For last night’s experiment, I used a small batch of dried fireweed tips. Since the bluebell chips turned out so well, I tried a similar preparation on the fireweed, but using Penzey’s Southwestern spice mix in place of salt in the hopes of masking instead of enhancing the fireweed flavor.
Well, the flavor went ahead and enhanced itself anyway. Attractive as they were, there was a strong bitter aftertaste, and despite the fact that I admit to being a “bitter plant apologist,” I still couldn’t stomach them.
Of course, that does not mean I’ll be throwing them out. Who knows? Maybe they’d make a good soup topper.
Verdict? Not worth replicating.
Mountain Parsley Herb Butter with Red Wine Vinegar
It took me a long time to experiment with wild carrot—not of the Queen Anne’s Lace (Daucus carota) variety—but Harbouria trachypleura and Pseudocymopterus montanus, as described by Cattail Bob Seebeck (1998)—because it is a carrot/parsnip family member with poisonous lookalikes. In fact, last night was the most I’ve ever eaten of it.
Also called mountain parsley, whiskbroom parsley, and biscuit root by Cattail Bob, the plant has an edible root best in spring and late fall/winter that I have yet to try, and leaves that taste a bit like parsley.
The specimens I collected around 11,000 feet in Colorado’s high, dry country last summer, with yellow flowers and parsley-like leaves, were relatively mild, though my friend Butterpoweredbike reported foraging a species of mountain parsley in parts lower, near Denver, and finding the flavor almost too strong to bear.
Cattail Bob recommends the leaves for herb butters, so that’s what I did.
For an afternoon snack, then, we dipped yummy bread into a simple herb butter of crushed, dried mountain parsley leaves, melted butter, olive oil, and a splash of wild grape red wine vinegar (from my first wine, gone wrong). It was delightful.

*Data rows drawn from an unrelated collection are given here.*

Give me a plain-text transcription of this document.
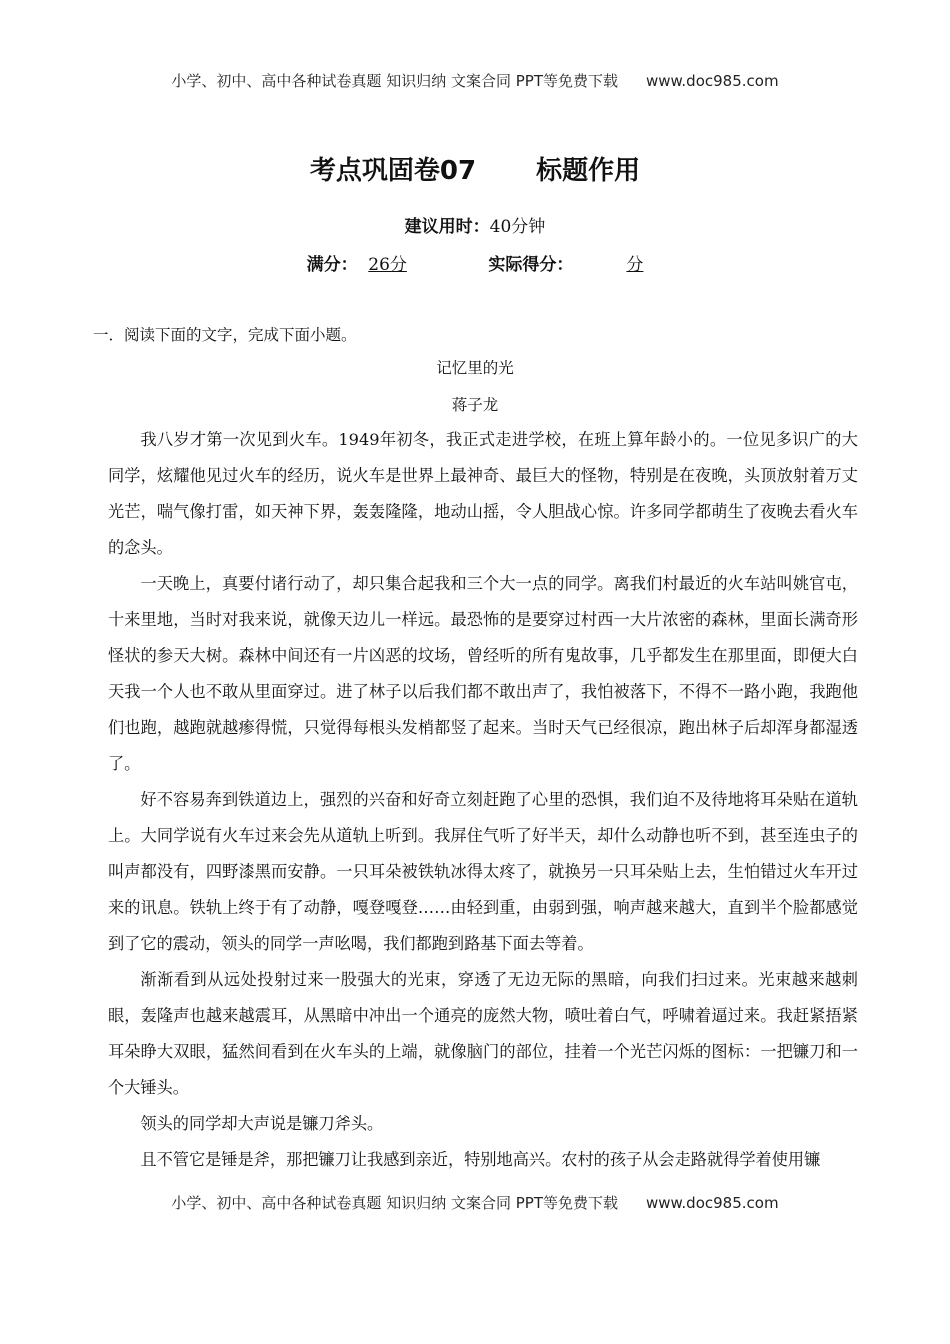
小学、初中、高中各种试卷真题 知识归纳 文案合同 PPT等免费下载 www.doc985.com
考点巩固卷07 标题作用
建议用时：40分钟
满分： 26分	实际得分：	分
一．阅读下面的文字，完成下面小题。
记忆里的光
蒋子龙

我八岁才第一次见到火车。1949年初冬，我正式走进学校，在班上算年龄小的。一位见多识广的大同学，炫耀他见过火车的经历，说火车是世界上最神奇、最巨大的怪物，特别是在夜晚，头顶放射着万丈光芒，喘气像打雷，如天神下界，轰轰隆隆，地动山摇，令人胆战心惊。许多同学都萌生了夜晚去看火车的念头。

一天晚上，真要付诸行动了，却只集合起我和三个大一点的同学。离我们村最近的火车站叫姚官屯，十来里地，当时对我来说，就像天边儿一样远。最恐怖的是要穿过村西一大片浓密的森林，里面长满奇形怪状的参天大树。森林中间还有一片凶恶的坟场，曾经听的所有鬼故事，几乎都发生在那里面，即便大白天我一个人也不敢从里面穿过。进了林子以后我们都不敢出声了，我怕被落下，不得不一路小跑，我跑他们也跑，越跑就越瘆得慌，只觉得每根头发梢都竖了起来。当时天气已经很凉，跑出林子后却浑身都湿透了。

好不容易奔到铁道边上，强烈的兴奋和好奇立刻赶跑了心里的恐惧，我们迫不及待地将耳朵贴在道轨上。大同学说有火车过来会先从道轨上听到。我屏住气听了好半天，却什么动静也听不到，甚至连虫子的叫声都没有，四野漆黑而安静。一只耳朵被铁轨冰得太疼了，就换另一只耳朵贴上去，生怕错过火车开过来的讯息。铁轨上终于有了动静，嘎登嘎登……由轻到重，由弱到强，响声越来越大，直到半个脸都感觉到了它的震动，领头的同学一声吆喝，我们都跑到路基下面去等着。

渐渐看到从远处投射过来一股强大的光束，穿透了无边无际的黑暗，向我们扫过来。光束越来越刺眼，轰隆声也越来越震耳，从黑暗中冲出一个通亮的庞然大物，喷吐着白气，呼啸着逼过来。我赶紧捂紧耳朵睁大双眼，猛然间看到在火车头的上端，就像脑门的部位，挂着一个光芒闪烁的图标：一把镰刀和一个大锤头。

领头的同学却大声说是镰刀斧头。

且不管它是锤是斧，那把镰刀让我感到亲近，特别地高兴。农村的孩子从会走路就得学着使用镰

小学、初中、高中各种试卷真题 知识归纳 文案合同 PPT等免费下载 www.doc985.com
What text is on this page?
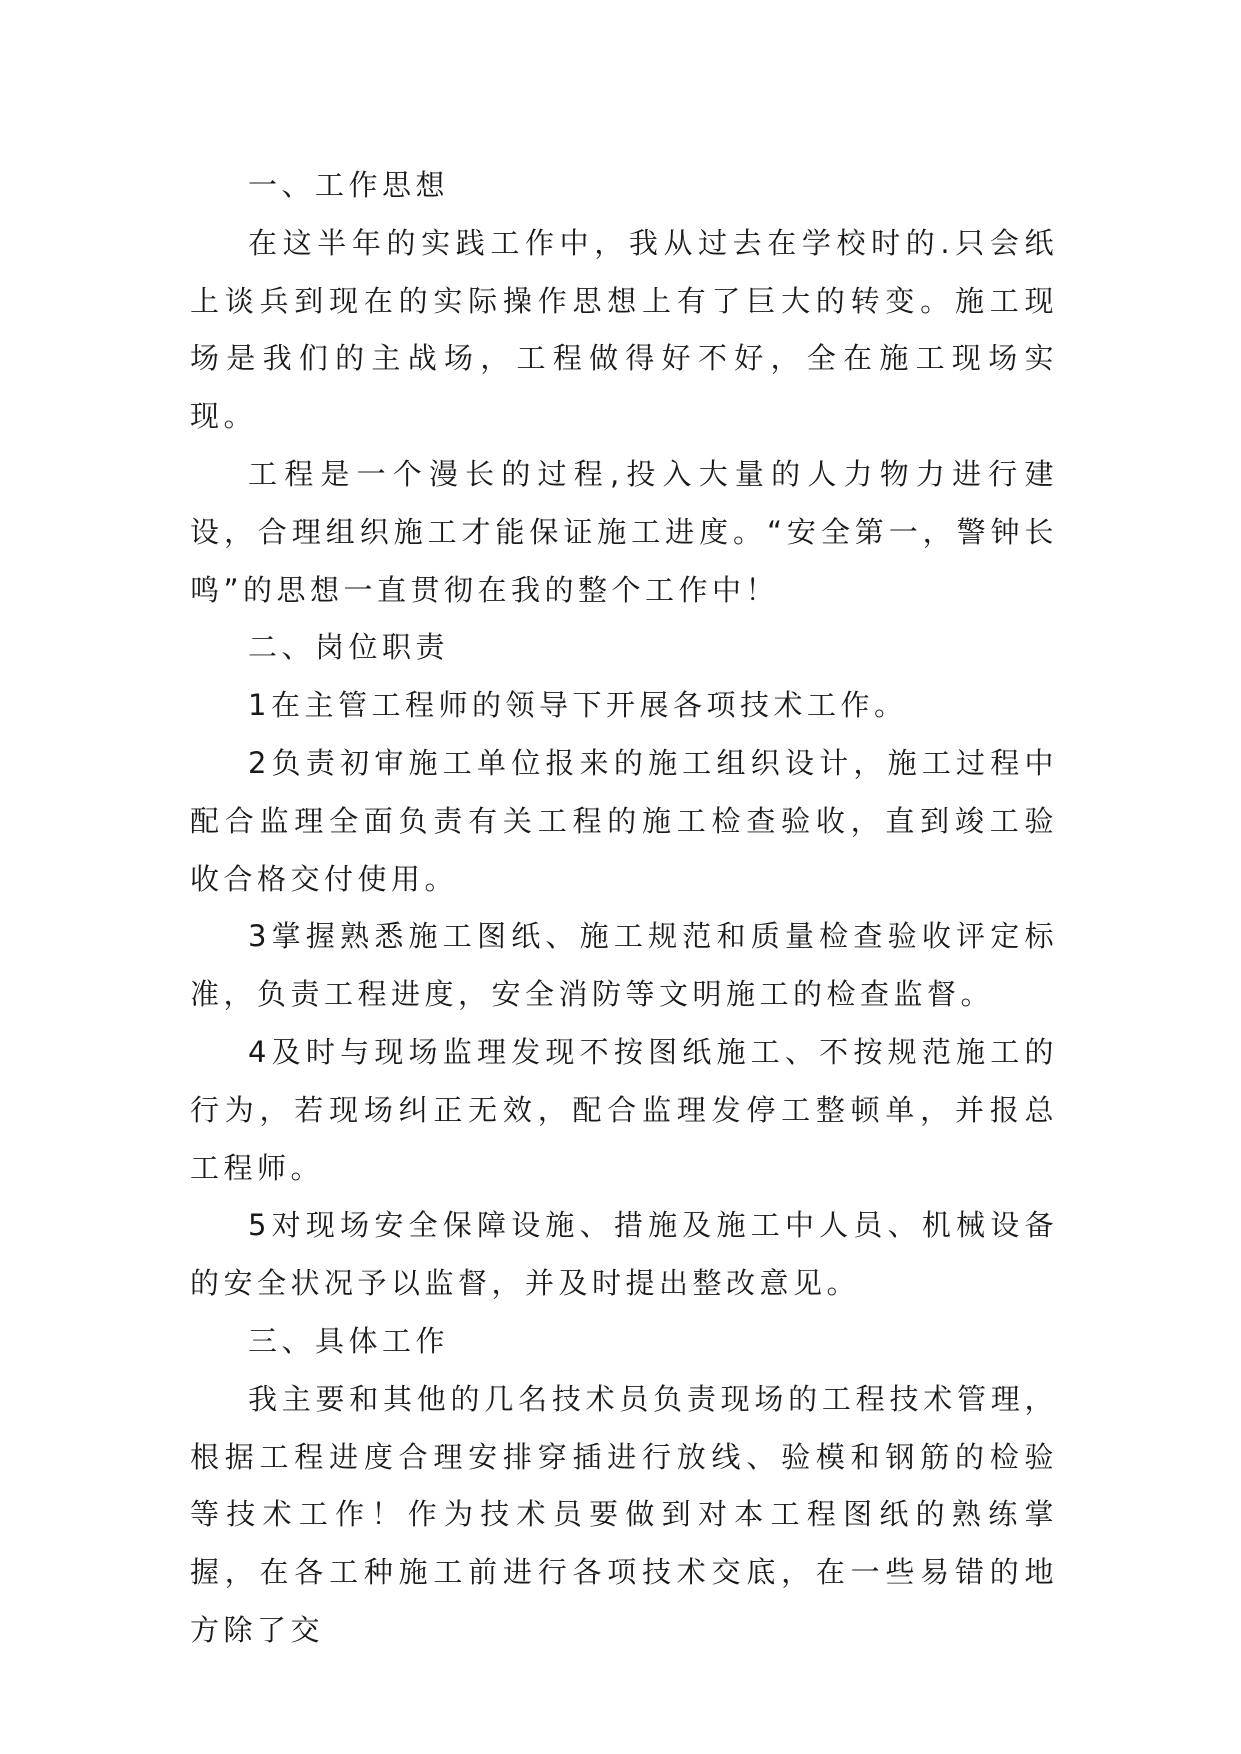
一、工作思想

在这半年的实践工作中，我从过去在学校时的.只会纸上谈兵到现在的实际操作思想上有了巨大的转变。施工现场是我们的主战场，工程做得好不好，全在施工现场实现。

工程是一个漫长的过程,投入大量的人力物力进行建设，合理组织施工才能保证施工进度。“安全第一，警钟长鸣”的思想一直贯彻在我的整个工作中！

二、岗位职责

1在主管工程师的领导下开展各项技术工作。

2负责初审施工单位报来的施工组织设计，施工过程中配合监理全面负责有关工程的施工检查验收，直到竣工验收合格交付使用。

3掌握熟悉施工图纸、施工规范和质量检查验收评定标准，负责工程进度，安全消防等文明施工的检查监督。

4及时与现场监理发现不按图纸施工、不按规范施工的行为，若现场纠正无效，配合监理发停工整顿单，并报总工程师。

5对现场安全保障设施、措施及施工中人员、机械设备的安全状况予以监督，并及时提出整改意见。

三、具体工作

我主要和其他的几名技术员负责现场的工程技术管理，根据工程进度合理安排穿插进行放线、验模和钢筋的检验等技术工作！作为技术员要做到对本工程图纸的熟练掌握，在各工种施工前进行各项技术交底，在一些易错的地方除了交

Gregg was both tickled and hungry, so he sopped it up fast, incredulous that I would even think to make such a thing.
I envision herb butters and oils playing a bigger part in our lives henceforth.
Pan-Fried Potatoes with Soy and Cow Parsnip Flakes
Those who know me know I’m always trying to find more things to do with cow parsnip (Heracleum maximum), often with great success, and just as often with great disappointment. The flavor is strong so one misstep can ruin a dish, as I’ve discovered with Disgusting Cow Parsnip Chicken Soup, and Creepy Cow Parsnip Jelly. But my favorite dish, which I love, consists of lightly boiled, unfurling cow parsnip leaves served with soy sauce, butter, and chopped raw onions, a recipe from Kathryn G. and Andrew L. March (1979).
Thus, it was not without some trepidation that I set to work on these potatoes, lest I ruin the food with cow parsnip’s overpowering flavor. I decided to go with soy and onions, since those seem to work well with it. So I sliced and quartered one small potato into a pan with olive oil and thin-sliced onions cut into half-moons, then sautéed on medium heat until the potatoes softened and started to turn golden brown. Then I splashed in a tablespoon or so of soy sauce, cooked a tad longer, and doused with a generous dose (2 tbsp maybe) of dried, pulverized young cow parsnip leaves.
Verdict: Unequivocally delicious! No, seriously. Finally, another cow parsnip recipe I’ll actually use.